Reihe: Was sind Polenstudien?
Redaktionell betreut von Osteuropa-Kolleg NRW

Die Universität der in Herbert Grönemeyers Kulthymne besungenen Stadt Bochum beheimatet sowohl Osteuropäische Geschichte als auch Slavistische Sprach-, Literatur- und Kulturwissenschaft. Damit gehört sie zu zahlreichen inner- und außeruniversitären Institutionen mit Osteuropabezug in Nordrhein-Westfalen. So entstand an der Ruhr-Universität die Idee, die vorhandene Kompetenz zu bündeln, um der Osteuropaexpertise eine kraftvolle Stimme zu verleihen. Seit 2015 üben wir im Osteuropa-Kolleg NRW den Spagat zwischen wissenschaftlicher Forschung und Wissenstransfer in einer multikulturellen Gesellschaft. Die Polenstudien im Kolleg "never walk alone", um bei dieser musikalischen Inspiration zu bleiben (und die Fußballhymne von Borussia Dortmund zu paraphrasieren). Was "Polen" ist und wie man es erforscht, wird immer im Kontext ähnlicher Fragen in Bezug auf Russland, die Ukraine oder Belarus debattiert. Die historischen, sprachlichen, religiösen, kulturellen und politischen Verflechtungen Osteuropas lassen sich nämlich nicht nach nationalen Kriterien auseinanderdividieren, auch wenn nationalstaatlich organisierte Geisteswissenschaften mitunter etwas anderes suggerieren mögen.

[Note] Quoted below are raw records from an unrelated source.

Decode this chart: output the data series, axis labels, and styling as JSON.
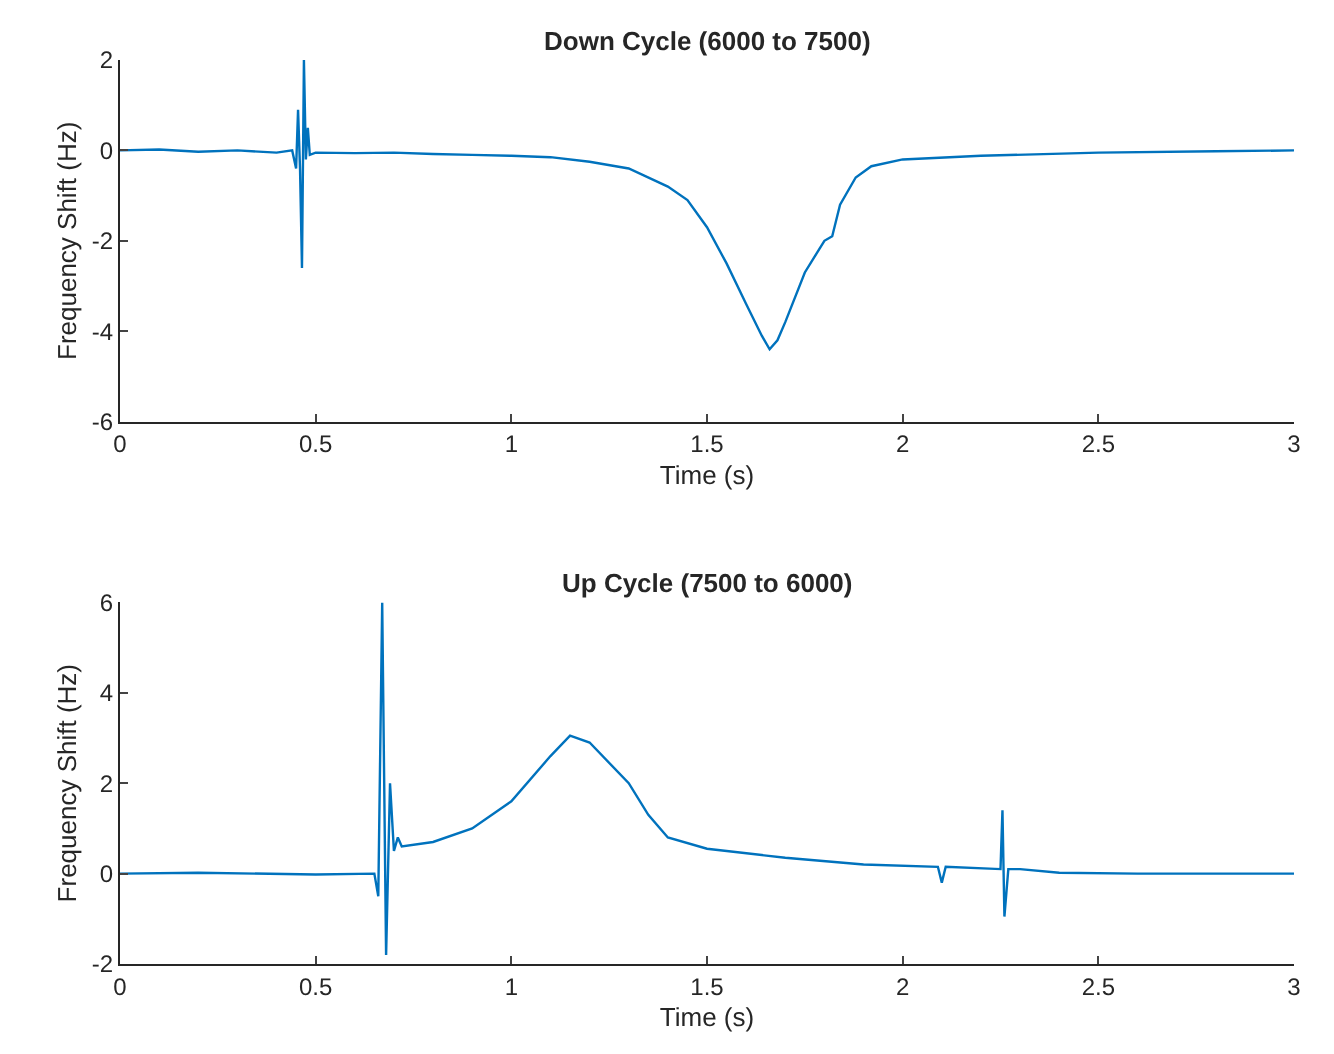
{
  "chart_data": [
    {
      "type": "line",
      "title": "Down Cycle (6000 to 7500)",
      "xlabel": "Time (s)",
      "ylabel": "Frequency Shift (Hz)",
      "xlim": [
        0,
        3
      ],
      "xticks": [
        0,
        0.5,
        1,
        1.5,
        2,
        2.5,
        3
      ],
      "ylim": [
        -6,
        2
      ],
      "yticks": [
        -6,
        -4,
        -2,
        0,
        2
      ],
      "series": [
        {
          "color": "#0072bd",
          "x": [
            0,
            0.1,
            0.2,
            0.3,
            0.4,
            0.44,
            0.45,
            0.455,
            0.46,
            0.465,
            0.47,
            0.475,
            0.48,
            0.485,
            0.5,
            0.6,
            0.7,
            0.8,
            0.9,
            1.0,
            1.1,
            1.2,
            1.3,
            1.4,
            1.45,
            1.5,
            1.55,
            1.6,
            1.64,
            1.66,
            1.68,
            1.7,
            1.75,
            1.8,
            1.82,
            1.84,
            1.88,
            1.92,
            2.0,
            2.2,
            2.5,
            2.8,
            3.0
          ],
          "values": [
            0,
            0.02,
            -0.03,
            0,
            -0.05,
            0,
            -0.4,
            0.9,
            -0.4,
            -2.6,
            2.0,
            -0.2,
            0.5,
            -0.1,
            -0.05,
            -0.06,
            -0.05,
            -0.08,
            -0.1,
            -0.12,
            -0.15,
            -0.25,
            -0.4,
            -0.8,
            -1.1,
            -1.7,
            -2.5,
            -3.4,
            -4.1,
            -4.4,
            -4.2,
            -3.8,
            -2.7,
            -2.0,
            -1.9,
            -1.2,
            -0.6,
            -0.35,
            -0.2,
            -0.12,
            -0.05,
            -0.02,
            0
          ]
        }
      ]
    },
    {
      "type": "line",
      "title": "Up Cycle (7500 to 6000)",
      "xlabel": "Time (s)",
      "ylabel": "Frequency Shift (Hz)",
      "xlim": [
        0,
        3
      ],
      "xticks": [
        0,
        0.5,
        1,
        1.5,
        2,
        2.5,
        3
      ],
      "ylim": [
        -2,
        6
      ],
      "yticks": [
        -2,
        0,
        2,
        4,
        6
      ],
      "series": [
        {
          "color": "#0072bd",
          "x": [
            0,
            0.2,
            0.5,
            0.65,
            0.66,
            0.67,
            0.68,
            0.69,
            0.7,
            0.71,
            0.72,
            0.8,
            0.9,
            1.0,
            1.1,
            1.15,
            1.2,
            1.3,
            1.35,
            1.4,
            1.5,
            1.7,
            1.9,
            2.09,
            2.1,
            2.11,
            2.25,
            2.255,
            2.26,
            2.27,
            2.3,
            2.4,
            2.6,
            3.0
          ],
          "values": [
            0,
            0.02,
            -0.02,
            0,
            -0.5,
            6.0,
            -1.8,
            2.0,
            0.5,
            0.8,
            0.6,
            0.7,
            1.0,
            1.6,
            2.6,
            3.05,
            2.9,
            2.0,
            1.3,
            0.8,
            0.55,
            0.35,
            0.2,
            0.15,
            -0.2,
            0.15,
            0.1,
            1.4,
            -0.95,
            0.1,
            0.1,
            0.02,
            0,
            0
          ]
        }
      ]
    }
  ]
}
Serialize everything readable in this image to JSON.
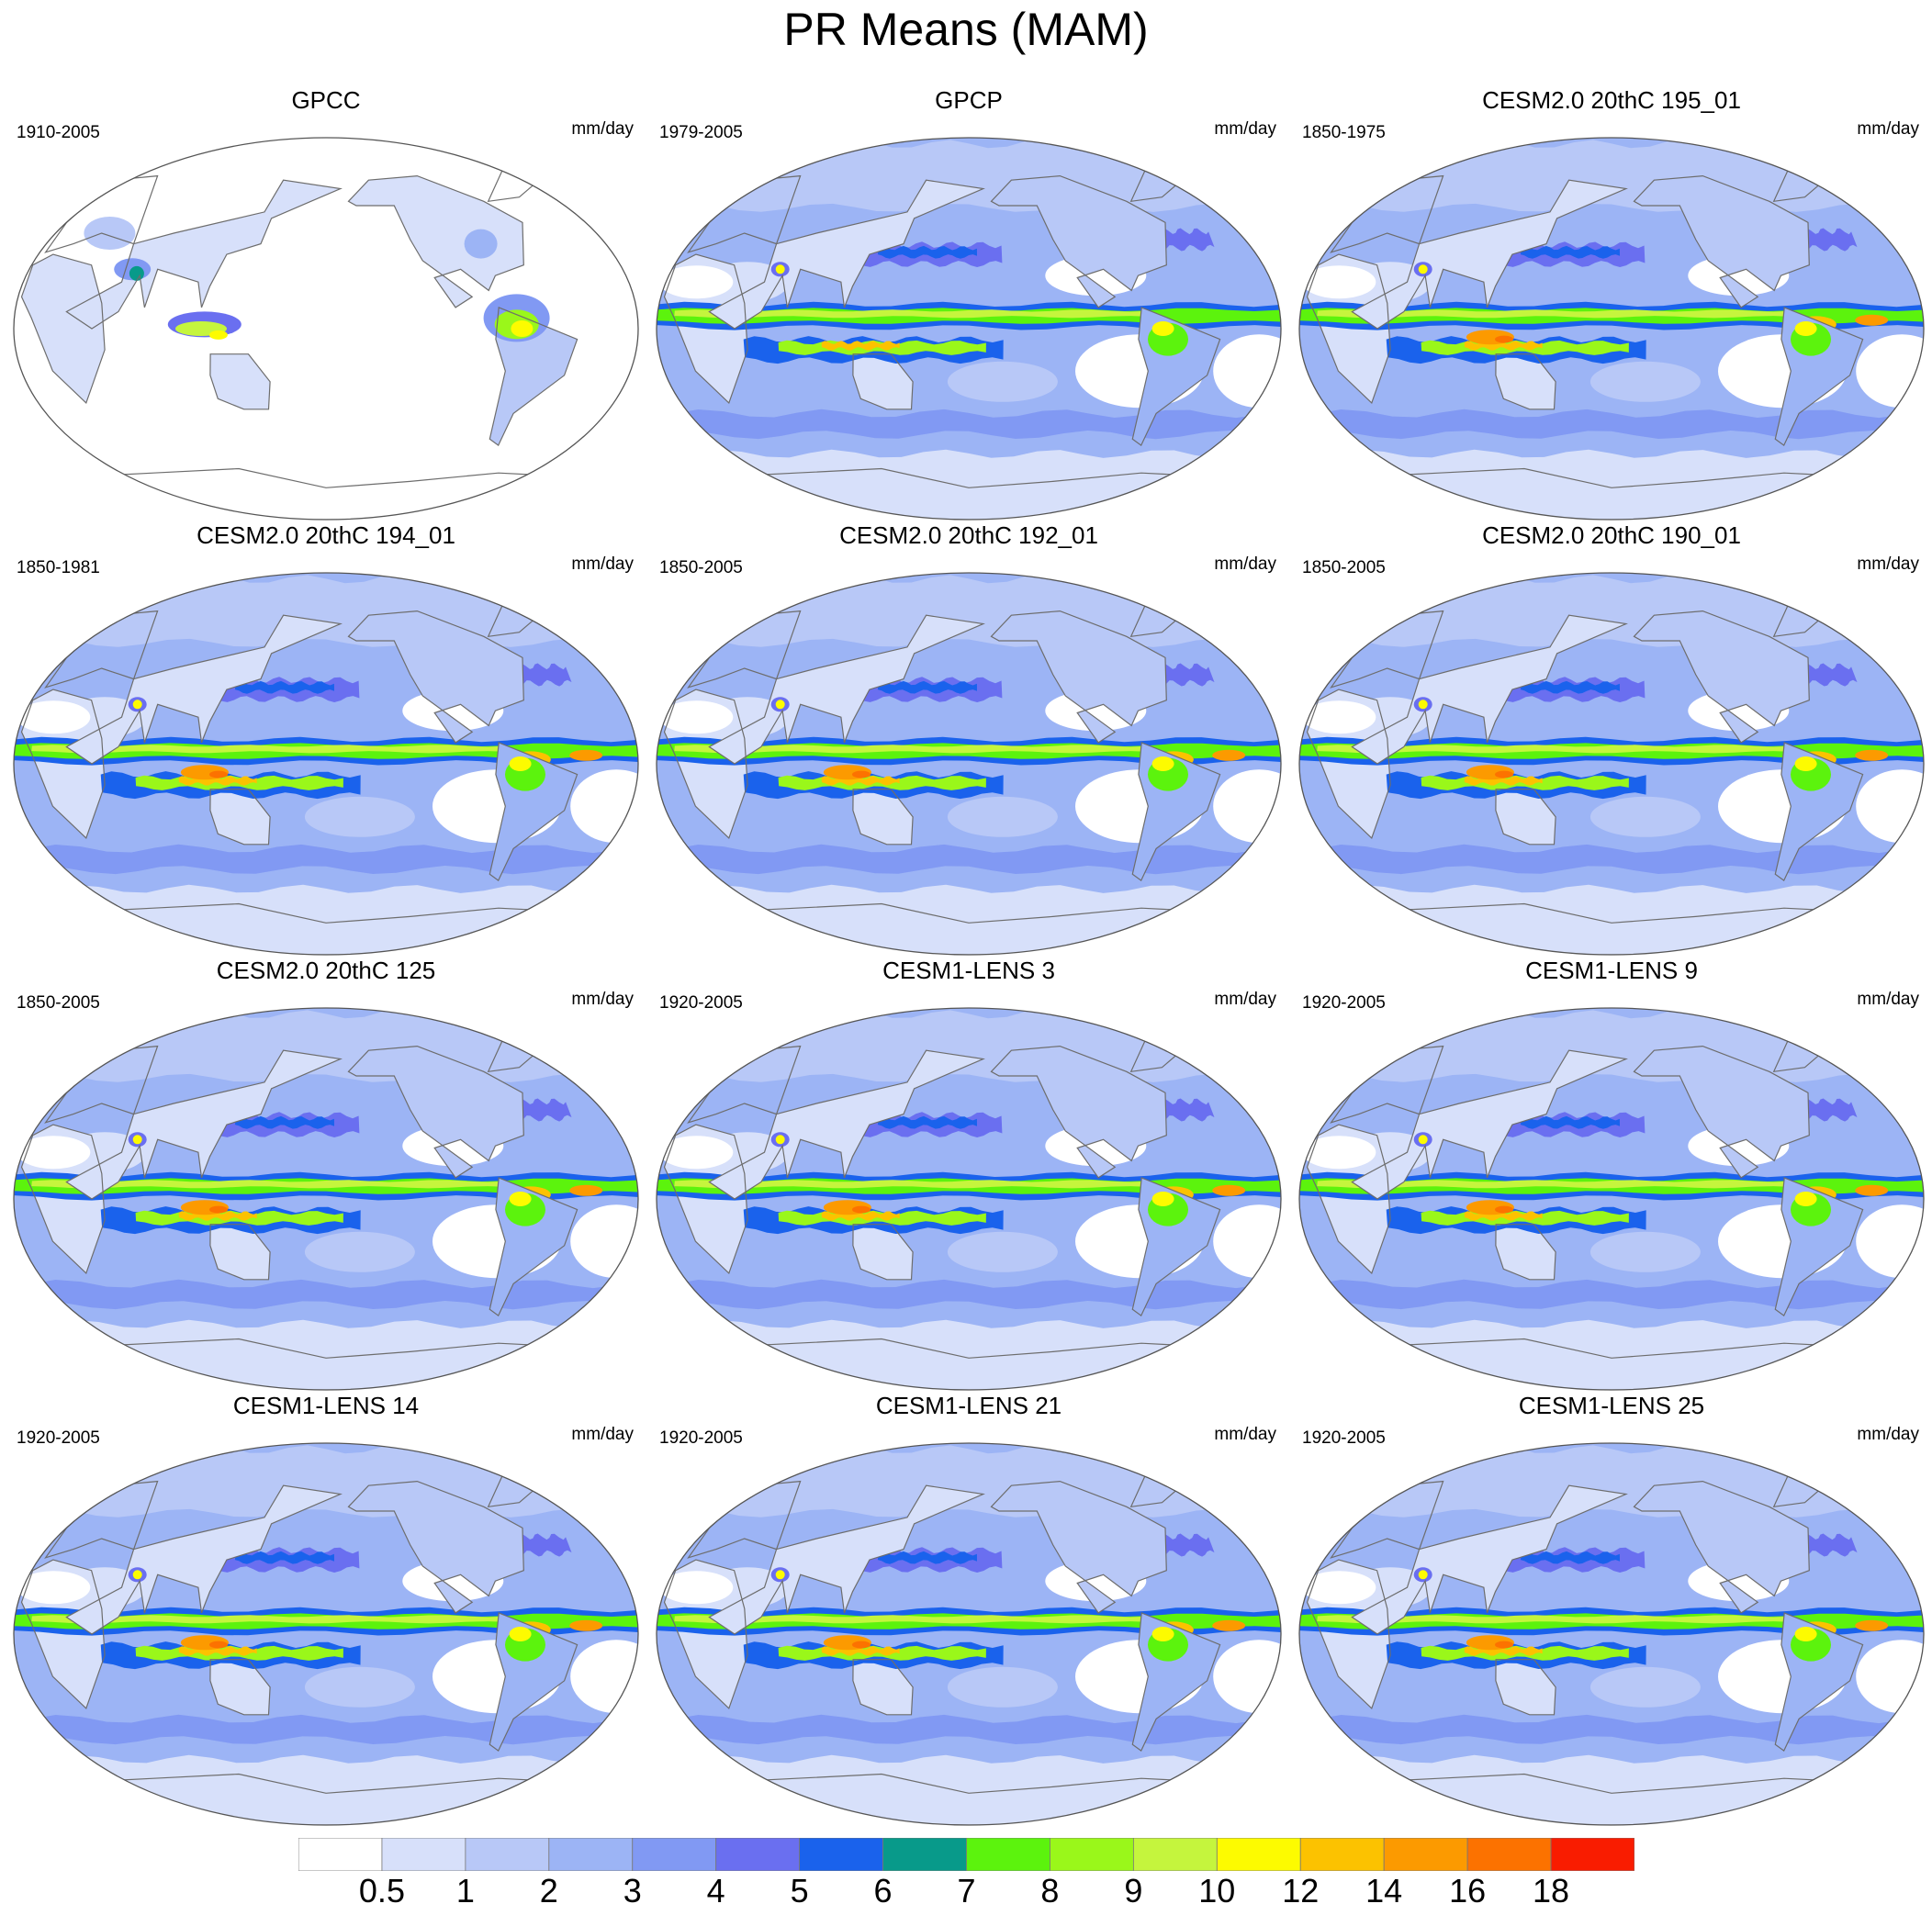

Das Osteuropa-Kolleg ist ein Netzwerk von Personen und Institutionen, die Themen mit Osteuropabezug erforschen, in der breiten Öffentlichkeit vermitteln und gemeinsame Veranstaltungen organisieren. Laufend kommen neue Partner mit neuen Projekten dazu. In jedem akademischen Semester bieten wir publikumsoffene Vorlesungsreihen an. Im Wintersemester 2018/19 starteten wir an der Ruhr-Universität Bochum den Masterstudien-Schwerpunkt Osteuropäische Studien mit Praxisbezug. Die wissenschaftliche Ausbildung erfolgt in den Osteuropafächern der Ruhr-Universität Bochum. Zentraler Bestandteil ist ein einsemestriges Praxismodul, das in den Partnerinstitutionen des Kollegs absolviert wird und wertvolle Einblicke in die Arbeit von Museen, Archiven, Bibliotheken, Stiftungen und Kulturzentren bietet. Die Studierenden können selbst entscheiden, auf welche der osteuropäischen Länder sie sich in dieser Phase besonders konzentrieren wollen. Um einen Eindruck über die Ausbildung zu bekommen, sei auf die Erfahrungsberichte der Absolventinnen und Absolventen hingewiesen. Ausgestattet mit wertvollem Berufswissen und wichtigen Kontakten haben unsere Absolventinnen und Absolventen einen leichteren Zugang zum Arbeitsmarkt.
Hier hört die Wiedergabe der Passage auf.